Give you three sequences of numbers A, B, C, then we give you a number X. Now you need to calculate if you can find the three numbers Ai, Bj, Ck, which satisfy the formula Ai+Bj+Ck = X.

 

Input

There are many cases.

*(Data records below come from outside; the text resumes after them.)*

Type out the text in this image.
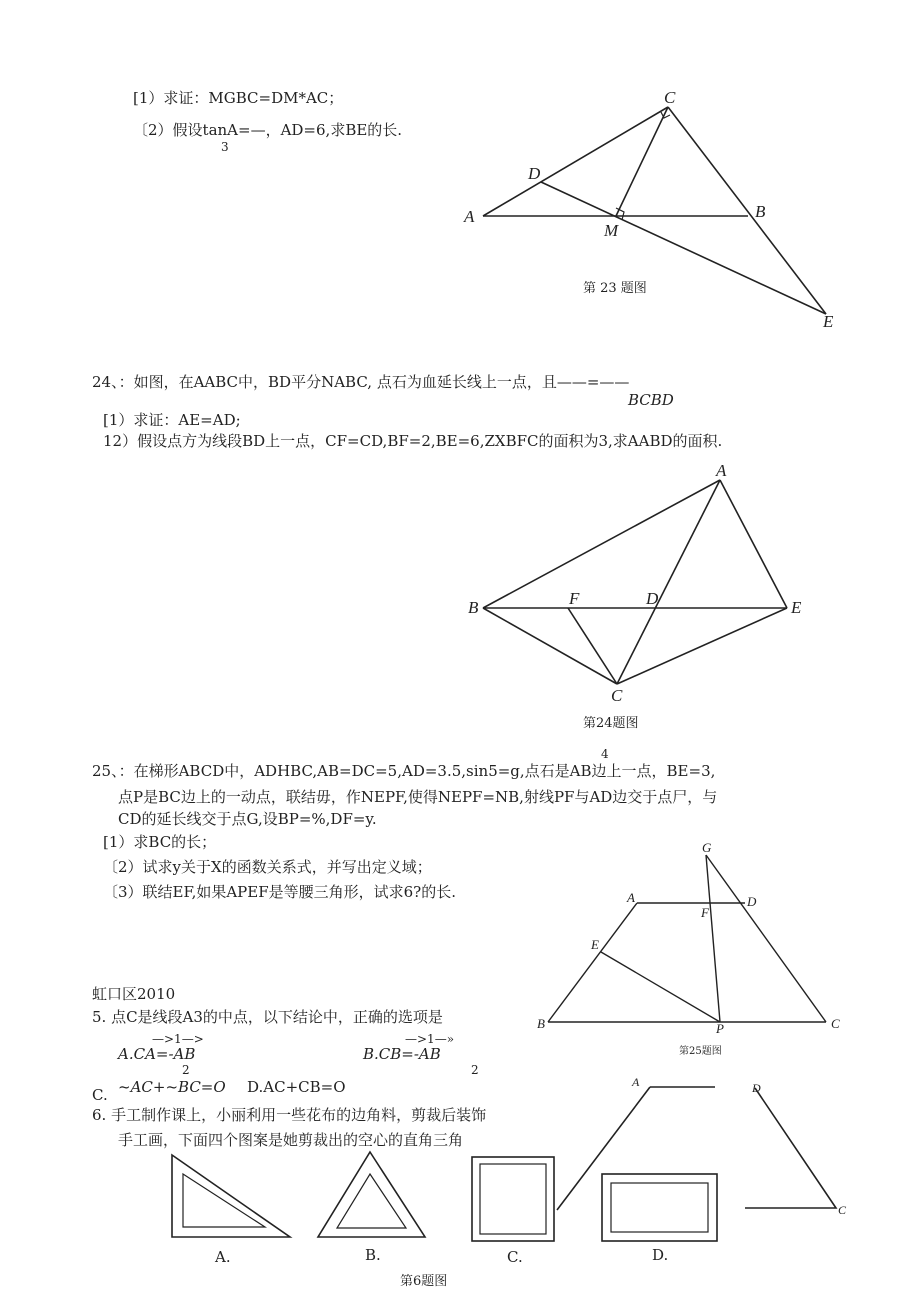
[1）求证：MGBC=DM*AC；
〔2）假设tanA=—，AD=6,求BE的长.
3
C
D
A	B
M
E
第 23 题图
24、：如图，在AABC中，BD平分NABC, 点石为血延长线上一点，且——=——
BCBD
[1）求证：AE=AD;
12）假设点方为线段BD上一点，CF=CD,BF=2,BE=6,ZXBFC的面积为3,求AABD的面积.
A
B	F	D	E
C
第24题图
4
25、：在梯形ABCD中，ADHBC,AB=DC=5,AD=3.5,sin5=g,点石是AB边上一点，BE=3,
点P是BC边上的一动点，联结毋，作NEPF,使得NEPF=NB,射线PF与AD边交于点尸，与
CD的延长线交于点G,设BP=%,DF=y.
[1）求BC的长；
〔2）试求y关于X的函数关系式，并写出定义域；
〔3）联结EF,如果APEF是等腰三角形，试求6?的长.
G
A	D
F
E
B	P	C
第25题图
虹口区2010
5. 点C是线段A3的中点，以下结论中，正确的选项是
—>1—>
A.CA=-AB
2
—>1—»
B.CB=-AB
2
C. ~AC+~BC=O D.AC+CB=O
6. 手工制作课上，小丽利用一些花布的边角料，剪裁后装饰
手工画，下面四个图案是她剪裁出的空心的直角三角
A	D
C
A.	B.	C.	D.
第6题图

Every data case is described as followed: In the first line there are three integers L, N, M, in the second line there are L integers represent the sequence A, in the third line there are N integers represent the sequences B, in the forth line there are M integers represent the sequence C. In the fifth line there is an integer S represents there are S integers X to be calculated. 1<=L, N, M<=500, 1<=S<=1000. all the integers are 32-integers.

 

Output

For each case, firstly you have to print the case number as the form "Case d:", then for the S queries, you calculate if the formula can be satisfied or not. If satisfied, you print "YES", otherwise print "NO".

 

Sample Input

3 3 3 1 2 3 1 2 3 1 2 3 3 1 4 10

 

Sample Output

Case 1: NO YES

NO

给三个数组 每个数组取一个数 相加能否等于下面的例子

#include<cstdio>          
#include<algorithm>
using namespace std;
int a[501];
int b[501];
int c[501];
int d[505001];
int main()
{
	int L,n,m,t,q;
		int sum=1;
    while(scanf("%d%d%d",&L,&n,&m)!=EOF)
{
    		for(int i=1;i<=L;i++)
	{
		scanf("%d",&a[i]);
	}
		for(int i=1;i<=n;i++)
	{
		scanf("%d",&b[i]);
	}
		for(int i=1;i<=m;i++)
	{
		scanf("%d",&c[i]);
	}
	sort(a+1,a+L+1);
	sort(b+1,b+n+1);
	sort(c+1,c+m+1);
    int cnt=0;
		for(int i=1;i<=L;i++)
	{
		for(int j=1;j<=n;j++)
		{
			d[++cnt]=a[i]+b[j];
		}
	}
	sort(d+1,d+cnt+1);

	scanf("%d",&t);
	printf("Case %d:\n",sum++);
	while(t--)
	{
	    int f=0;
		scanf("%d",&q);
		for(int i=1;i<=m;i++)
		{
			int l=1,r=cnt;
			while(l<=r)
			{
				int mid=(l+r)/2;
				if(d[mid]+c[i]==q)
				{
						f=1;
				        break;
				}
				if(d[mid]+c[i]<q)
				{
					l=mid+1;
				}
				else
				{
					r=mid-1;
				}
			}
			if(f==1)
			{
				  break;
			}
		}
		if(f==1)
		{
		printf("YES\n");	
		}
		else
		{
			printf("NO\n");
		}
	}
}
	return 0;
}